Virtual reality (VR) training offers a promising platform for vision science research conducted outside of the laboratory and for visual rehabilitation. Here we aimed to determine whether an established computer-based training for amblyopia could be implemented into VR. We tested whether a home-based VR training protocol, based on the dichoptic de-masking task described in Liu and Zhang (2018), could induce perceptual learning in participants with amblyopia (N=18, 12 female, aged 18-50,15 training days). Normally sighted controls (N=16, 13 female, aged 21-30, 5 training days) provided normative performance measures.
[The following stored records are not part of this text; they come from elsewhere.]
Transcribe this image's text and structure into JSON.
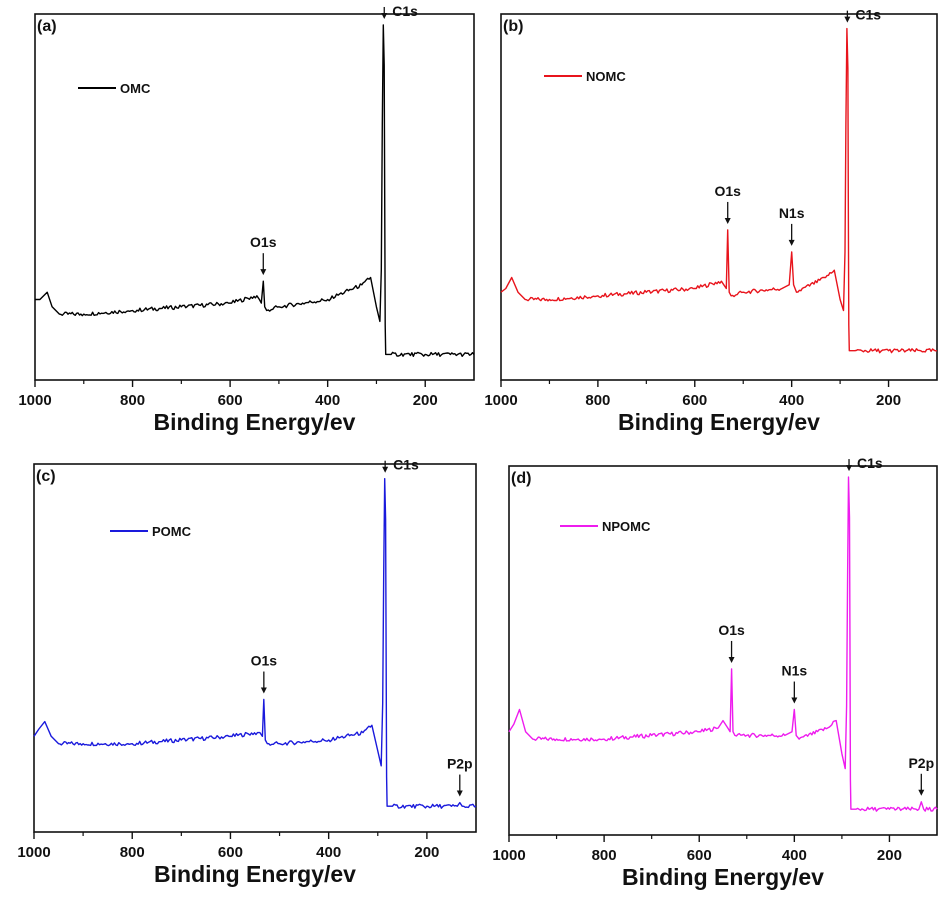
{
  "figure": {
    "xlabel": "Binding Energy/ev"
  },
  "chart_data": [
    {
      "type": "line",
      "panel_label": "(a)",
      "legend": "OMC",
      "color": "#000000",
      "xlabel": "Binding Energy/ev",
      "x_reversed": true,
      "xlim": [
        1000,
        100
      ],
      "xticks": [
        1000,
        800,
        600,
        400,
        200
      ],
      "y_axis_values_shown": false,
      "ylim": [
        0,
        100
      ],
      "peaks": [
        {
          "label": "O1s",
          "x": 532,
          "y": 27
        },
        {
          "label": "C1s",
          "x": 284,
          "y": 97
        }
      ],
      "series": [
        {
          "name": "OMC",
          "color": "#000000",
          "x": [
            1000,
            990,
            975,
            965,
            950,
            900,
            800,
            700,
            600,
            545,
            540,
            536,
            532,
            529,
            525,
            500,
            400,
            330,
            312,
            300,
            293,
            290,
            288,
            286,
            284,
            283,
            282,
            281,
            278,
            270,
            200,
            100
          ],
          "y": [
            22,
            22,
            24,
            20,
            18,
            18,
            19,
            20,
            21,
            23,
            22,
            21,
            27,
            20,
            19,
            20,
            22,
            26,
            28,
            20,
            16,
            30,
            70,
            97,
            86,
            50,
            15,
            7,
            7,
            7,
            7,
            7
          ]
        }
      ]
    },
    {
      "type": "line",
      "panel_label": "(b)",
      "legend": "NOMC",
      "color": "#e8141c",
      "xlabel": "Binding Energy/ev",
      "x_reversed": true,
      "xlim": [
        1000,
        100
      ],
      "xticks": [
        1000,
        800,
        600,
        400,
        200
      ],
      "y_axis_values_shown": false,
      "ylim": [
        0,
        100
      ],
      "peaks": [
        {
          "label": "O1s",
          "x": 532,
          "y": 41
        },
        {
          "label": "N1s",
          "x": 400,
          "y": 35
        },
        {
          "label": "C1s",
          "x": 285,
          "y": 96
        }
      ],
      "series": [
        {
          "name": "NOMC",
          "color": "#e8141c",
          "x": [
            1000,
            990,
            978,
            965,
            950,
            900,
            800,
            700,
            600,
            545,
            540,
            535,
            532,
            529,
            525,
            500,
            420,
            405,
            400,
            396,
            390,
            330,
            312,
            300,
            293,
            290,
            288,
            286,
            284,
            283,
            282,
            281,
            278,
            270,
            200,
            100
          ],
          "y": [
            24,
            25,
            28,
            24,
            22,
            22,
            23,
            24,
            25,
            27,
            26,
            25,
            41,
            24,
            23,
            24,
            25,
            26,
            35,
            26,
            24,
            28,
            30,
            22,
            19,
            35,
            70,
            96,
            85,
            50,
            15,
            8,
            8,
            8,
            8,
            8
          ]
        }
      ]
    },
    {
      "type": "line",
      "panel_label": "(c)",
      "legend": "POMC",
      "color": "#1a1adc",
      "xlabel": "Binding Energy/ev",
      "x_reversed": true,
      "xlim": [
        1000,
        100
      ],
      "xticks": [
        1000,
        800,
        600,
        400,
        200
      ],
      "y_axis_values_shown": false,
      "ylim": [
        0,
        100
      ],
      "peaks": [
        {
          "label": "O1s",
          "x": 532,
          "y": 36
        },
        {
          "label": "C1s",
          "x": 285,
          "y": 96
        },
        {
          "label": "P2p",
          "x": 133,
          "y": 8
        }
      ],
      "series": [
        {
          "name": "POMC",
          "color": "#1a1adc",
          "x": [
            1000,
            990,
            978,
            965,
            950,
            900,
            800,
            700,
            600,
            545,
            540,
            535,
            532,
            529,
            525,
            500,
            400,
            330,
            312,
            300,
            293,
            290,
            288,
            286,
            284,
            283,
            282,
            281,
            278,
            270,
            200,
            138,
            133,
            128,
            100
          ],
          "y": [
            26,
            28,
            30,
            26,
            24,
            24,
            24,
            25,
            26,
            27,
            27,
            26,
            36,
            25,
            24,
            24,
            25,
            27,
            29,
            22,
            18,
            35,
            70,
            96,
            85,
            50,
            15,
            7,
            7,
            7,
            7,
            7,
            8,
            7,
            7
          ]
        }
      ]
    },
    {
      "type": "line",
      "panel_label": "(d)",
      "legend": "NPOMC",
      "color": "#ee1cee",
      "xlabel": "Binding Energy/ev",
      "x_reversed": true,
      "xlim": [
        1000,
        100
      ],
      "xticks": [
        1000,
        800,
        600,
        400,
        200
      ],
      "y_axis_values_shown": false,
      "ylim": [
        0,
        100
      ],
      "peaks": [
        {
          "label": "O1s",
          "x": 532,
          "y": 45
        },
        {
          "label": "N1s",
          "x": 400,
          "y": 34
        },
        {
          "label": "C1s",
          "x": 285,
          "y": 97
        },
        {
          "label": "P2p",
          "x": 133,
          "y": 9
        }
      ],
      "series": [
        {
          "name": "NPOMC",
          "color": "#ee1cee",
          "x": [
            1000,
            990,
            978,
            965,
            950,
            900,
            800,
            700,
            600,
            560,
            550,
            540,
            535,
            532,
            529,
            525,
            500,
            420,
            405,
            400,
            396,
            390,
            330,
            312,
            300,
            293,
            290,
            288,
            286,
            284,
            283,
            282,
            281,
            278,
            270,
            200,
            138,
            133,
            128,
            100
          ],
          "y": [
            28,
            30,
            34,
            28,
            26,
            26,
            26,
            27,
            28,
            29,
            31,
            29,
            28,
            45,
            28,
            27,
            27,
            27,
            28,
            34,
            27,
            26,
            29,
            31,
            22,
            18,
            35,
            70,
            97,
            86,
            50,
            15,
            7,
            7,
            7,
            7,
            7,
            9,
            7,
            7
          ]
        }
      ]
    }
  ]
}
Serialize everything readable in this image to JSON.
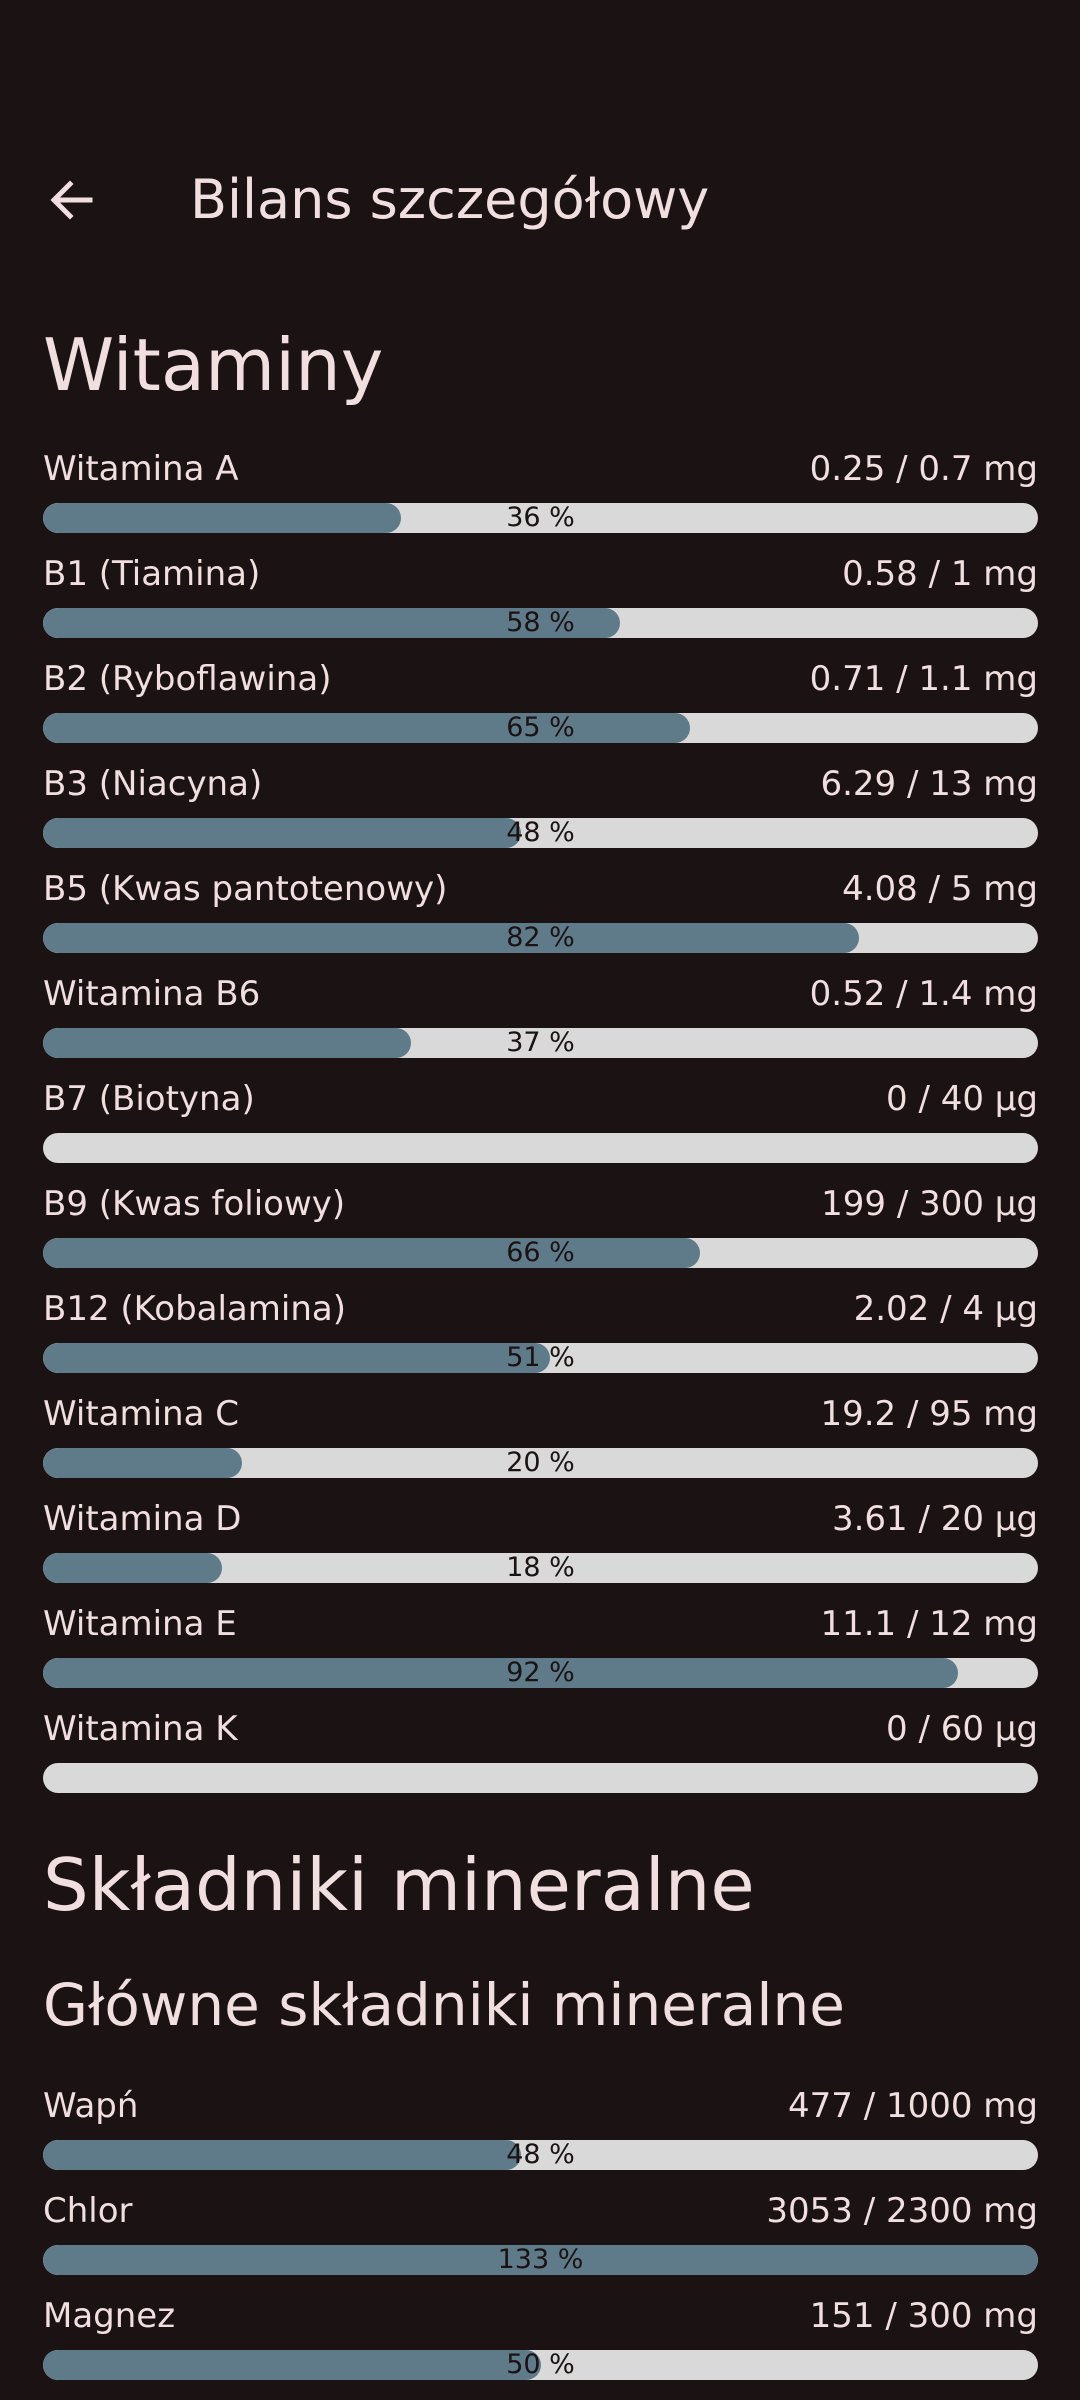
{
  "header": {
    "title": "Bilans szczegółowy"
  },
  "sections": {
    "vitamins": "Witaminy",
    "minerals": "Składniki mineralne",
    "main_minerals": "Główne składniki mineralne"
  },
  "vitamins": [
    {
      "name": "Witamina A",
      "amount": "0.25 / 0.7 mg",
      "percent": "36 %",
      "fraction": 0.36
    },
    {
      "name": "B1 (Tiamina)",
      "amount": "0.58 / 1 mg",
      "percent": "58 %",
      "fraction": 0.58
    },
    {
      "name": "B2 (Ryboflawina)",
      "amount": "0.71 / 1.1 mg",
      "percent": "65 %",
      "fraction": 0.65
    },
    {
      "name": "B3 (Niacyna)",
      "amount": "6.29 / 13 mg",
      "percent": "48 %",
      "fraction": 0.48
    },
    {
      "name": "B5 (Kwas pantotenowy)",
      "amount": "4.08 / 5 mg",
      "percent": "82 %",
      "fraction": 0.82
    },
    {
      "name": "Witamina B6",
      "amount": "0.52 / 1.4 mg",
      "percent": "37 %",
      "fraction": 0.37
    },
    {
      "name": "B7 (Biotyna)",
      "amount": "0 / 40 µg",
      "percent": "",
      "fraction": 0
    },
    {
      "name": "B9 (Kwas foliowy)",
      "amount": "199 / 300 µg",
      "percent": "66 %",
      "fraction": 0.66
    },
    {
      "name": "B12 (Kobalamina)",
      "amount": "2.02 / 4 µg",
      "percent": "51 %",
      "fraction": 0.51
    },
    {
      "name": "Witamina C",
      "amount": "19.2 / 95 mg",
      "percent": "20 %",
      "fraction": 0.2
    },
    {
      "name": "Witamina D",
      "amount": "3.61 / 20 µg",
      "percent": "18 %",
      "fraction": 0.18
    },
    {
      "name": "Witamina E",
      "amount": "11.1 / 12 mg",
      "percent": "92 %",
      "fraction": 0.92
    },
    {
      "name": "Witamina K",
      "amount": "0 / 60 µg",
      "percent": "",
      "fraction": 0
    }
  ],
  "main_minerals": [
    {
      "name": "Wapń",
      "amount": "477 / 1000 mg",
      "percent": "48 %",
      "fraction": 0.48
    },
    {
      "name": "Chlor",
      "amount": "3053 / 2300 mg",
      "percent": "133 %",
      "fraction": 1.0
    },
    {
      "name": "Magnez",
      "amount": "151 / 300 mg",
      "percent": "50 %",
      "fraction": 0.5
    }
  ]
}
The training task was to indicate which of two sinusoidal gratings, presented to the weak eye, had a higher contrast. The stronger eye was presented with visual noise. The delta (contrast difference between the two gratings) was used to quantify changes during training. In addition, both groups performed tests of visual acuity, contrast sensitivity, interocular balance and stereopsis before and after training. VR training improved performance on the dichoptic de-masking task for participants with amblyopia (first day mean delta = 20.42 (SD=4.09), final day mean delta = 12.55 (SD=5.79), t(17)=5.89, p<.001) and controls (first day mean delta = 18.13 (SD=2.02); final day mean delta = 13.49 (SD=3.62); t(14)=4.19, p<.001). Participants with amblyopia significantly improved their interocular balance (t(17)=2.386, p=.011), and five gained stereopsis. There was no difference in visual acuity or contrast sensitivity in the amblyopic participants, and those with healthy vision showed no change in any outcome measures. While all except one participant completed the required training amount, feedback suggested training was repetitive, tedious, and lacked variety. These findings suggest that VR training outside of the lab is feasible and can be completed with high compliance. Training resulted in plasticity in controls and visual rehabilitation in amblyopes, opening avenues for larger scale studies in a variety of visual conditions.

Acknowledgements: This work was funded by the Medical Research Council (MR/V034723/1 to HB and IBI), and The Royal Society (University Research Fellowship to HB, Dorothy Hodgkin Research Fellowship to IBI). LS is funded by a Linacre EPA Cephalosporin scholarship.